Even so, good sites won't be plentiful. That will allow Acme and other competitors to focus their fire each time Giant adds a spot.
And it will limit Giant's overall growth of stores, sales and profits up north.
Even if Giant reaches its initial, informal goal of 12 Delaware Valley outlets by the end of 1997, it would boost its bottom line by just $11.4 million, or 12 percent. That assumes stores of 65,000 square feet, yielding Giant's average profit of $14.65 per square foot.
And there's no guarantee that the new stores will hit the profit average, at least right away.
Costs of expansion
Giant's expansion won't increase expenses at its headquarters, plants or warehouses. Labor costs are about the same. But shipping costs for the northern stores will be higher. Real estate costs may be higher. Price wars could hurt.
And advertising costs initially will be bloated. For example, Giant is already buying regular spreads in the Wilmington News Journal daily newspaper -- even though it has only one store in the area. "If we had three stores there it would be a heck of a lot better," Mr. Manos said.
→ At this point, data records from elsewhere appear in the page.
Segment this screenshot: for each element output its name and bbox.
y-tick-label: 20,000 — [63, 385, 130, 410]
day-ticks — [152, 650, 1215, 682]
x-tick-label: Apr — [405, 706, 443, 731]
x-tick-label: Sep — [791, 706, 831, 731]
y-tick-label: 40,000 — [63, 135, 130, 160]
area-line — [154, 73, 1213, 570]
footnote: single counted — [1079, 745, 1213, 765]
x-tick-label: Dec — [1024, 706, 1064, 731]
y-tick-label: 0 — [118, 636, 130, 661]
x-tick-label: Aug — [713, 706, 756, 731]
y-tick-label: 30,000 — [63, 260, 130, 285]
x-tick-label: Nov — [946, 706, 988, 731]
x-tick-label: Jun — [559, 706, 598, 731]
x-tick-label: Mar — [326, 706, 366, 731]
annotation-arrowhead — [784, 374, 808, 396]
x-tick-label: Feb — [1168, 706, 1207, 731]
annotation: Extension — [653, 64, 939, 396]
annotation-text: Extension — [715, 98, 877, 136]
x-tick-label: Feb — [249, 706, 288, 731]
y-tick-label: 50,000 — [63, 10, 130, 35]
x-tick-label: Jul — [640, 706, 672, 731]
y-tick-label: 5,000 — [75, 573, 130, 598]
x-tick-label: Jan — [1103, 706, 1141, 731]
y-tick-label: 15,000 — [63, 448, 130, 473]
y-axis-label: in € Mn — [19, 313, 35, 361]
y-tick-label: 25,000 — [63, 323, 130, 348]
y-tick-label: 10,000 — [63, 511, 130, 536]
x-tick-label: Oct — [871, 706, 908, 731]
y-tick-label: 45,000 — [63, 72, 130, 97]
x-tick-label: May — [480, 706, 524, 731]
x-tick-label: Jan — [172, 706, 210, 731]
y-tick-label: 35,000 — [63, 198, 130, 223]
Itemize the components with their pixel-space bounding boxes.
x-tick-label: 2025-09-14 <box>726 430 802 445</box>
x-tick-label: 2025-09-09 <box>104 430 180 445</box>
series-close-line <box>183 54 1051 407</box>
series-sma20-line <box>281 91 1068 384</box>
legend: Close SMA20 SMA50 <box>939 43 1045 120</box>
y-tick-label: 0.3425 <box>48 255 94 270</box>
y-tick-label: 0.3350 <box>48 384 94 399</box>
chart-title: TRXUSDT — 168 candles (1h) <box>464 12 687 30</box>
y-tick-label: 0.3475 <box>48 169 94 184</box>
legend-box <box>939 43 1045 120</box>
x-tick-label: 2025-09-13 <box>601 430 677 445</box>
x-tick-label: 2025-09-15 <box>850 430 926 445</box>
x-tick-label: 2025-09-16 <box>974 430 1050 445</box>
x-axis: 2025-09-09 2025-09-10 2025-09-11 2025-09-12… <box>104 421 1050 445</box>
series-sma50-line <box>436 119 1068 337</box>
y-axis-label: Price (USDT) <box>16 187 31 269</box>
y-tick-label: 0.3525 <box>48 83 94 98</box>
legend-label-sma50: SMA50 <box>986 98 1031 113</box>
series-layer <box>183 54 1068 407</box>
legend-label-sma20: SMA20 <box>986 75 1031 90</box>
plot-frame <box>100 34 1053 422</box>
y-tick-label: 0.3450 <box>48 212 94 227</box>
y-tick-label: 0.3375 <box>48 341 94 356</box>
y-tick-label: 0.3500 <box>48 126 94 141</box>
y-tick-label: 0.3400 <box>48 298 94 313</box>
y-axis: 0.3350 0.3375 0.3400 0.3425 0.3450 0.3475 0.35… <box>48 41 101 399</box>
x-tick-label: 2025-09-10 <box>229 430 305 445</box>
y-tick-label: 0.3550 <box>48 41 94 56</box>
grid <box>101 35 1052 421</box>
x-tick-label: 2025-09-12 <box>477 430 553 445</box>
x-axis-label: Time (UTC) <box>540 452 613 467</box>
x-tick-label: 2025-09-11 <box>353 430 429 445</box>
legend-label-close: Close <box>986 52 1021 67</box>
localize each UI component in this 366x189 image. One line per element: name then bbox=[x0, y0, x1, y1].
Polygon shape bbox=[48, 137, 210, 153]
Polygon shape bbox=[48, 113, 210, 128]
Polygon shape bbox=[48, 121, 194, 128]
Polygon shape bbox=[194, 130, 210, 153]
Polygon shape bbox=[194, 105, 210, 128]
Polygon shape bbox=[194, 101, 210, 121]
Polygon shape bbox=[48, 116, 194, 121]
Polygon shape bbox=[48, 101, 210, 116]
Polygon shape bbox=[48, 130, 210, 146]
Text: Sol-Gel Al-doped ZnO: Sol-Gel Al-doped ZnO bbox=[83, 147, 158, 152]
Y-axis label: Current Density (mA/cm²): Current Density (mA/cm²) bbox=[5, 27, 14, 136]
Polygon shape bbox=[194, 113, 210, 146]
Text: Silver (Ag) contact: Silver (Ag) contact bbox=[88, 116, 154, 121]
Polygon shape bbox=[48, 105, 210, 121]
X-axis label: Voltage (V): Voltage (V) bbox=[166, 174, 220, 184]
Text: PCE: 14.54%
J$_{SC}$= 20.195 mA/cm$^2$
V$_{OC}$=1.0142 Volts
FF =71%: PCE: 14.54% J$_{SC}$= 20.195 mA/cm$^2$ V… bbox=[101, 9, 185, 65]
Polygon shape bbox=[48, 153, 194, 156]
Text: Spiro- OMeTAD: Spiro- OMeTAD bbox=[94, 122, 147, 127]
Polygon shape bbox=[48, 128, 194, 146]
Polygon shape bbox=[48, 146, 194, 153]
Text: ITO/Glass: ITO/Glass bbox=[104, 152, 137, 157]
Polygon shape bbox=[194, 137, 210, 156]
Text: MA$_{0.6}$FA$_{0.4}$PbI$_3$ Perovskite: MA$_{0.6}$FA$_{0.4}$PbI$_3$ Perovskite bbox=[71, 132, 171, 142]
That will take time. "Giant would rather do it right and do it slow than do it wrong," Mr. Ford said. He isn't recommending the stock.
Mr. Funderburg doesn't believe Giant's expansion will pay off right away, either. But "two or three years from now, you'll see them get back to double-digit growth," he said. He rates the stock a "hold."
Mr. Manos is optimistic. Asked whether the company is moving quickly enough, he said, "I think we're moving at a very nice pace. It seems slow at first, but once things start clicking we feel that our shareholders will be satisfied."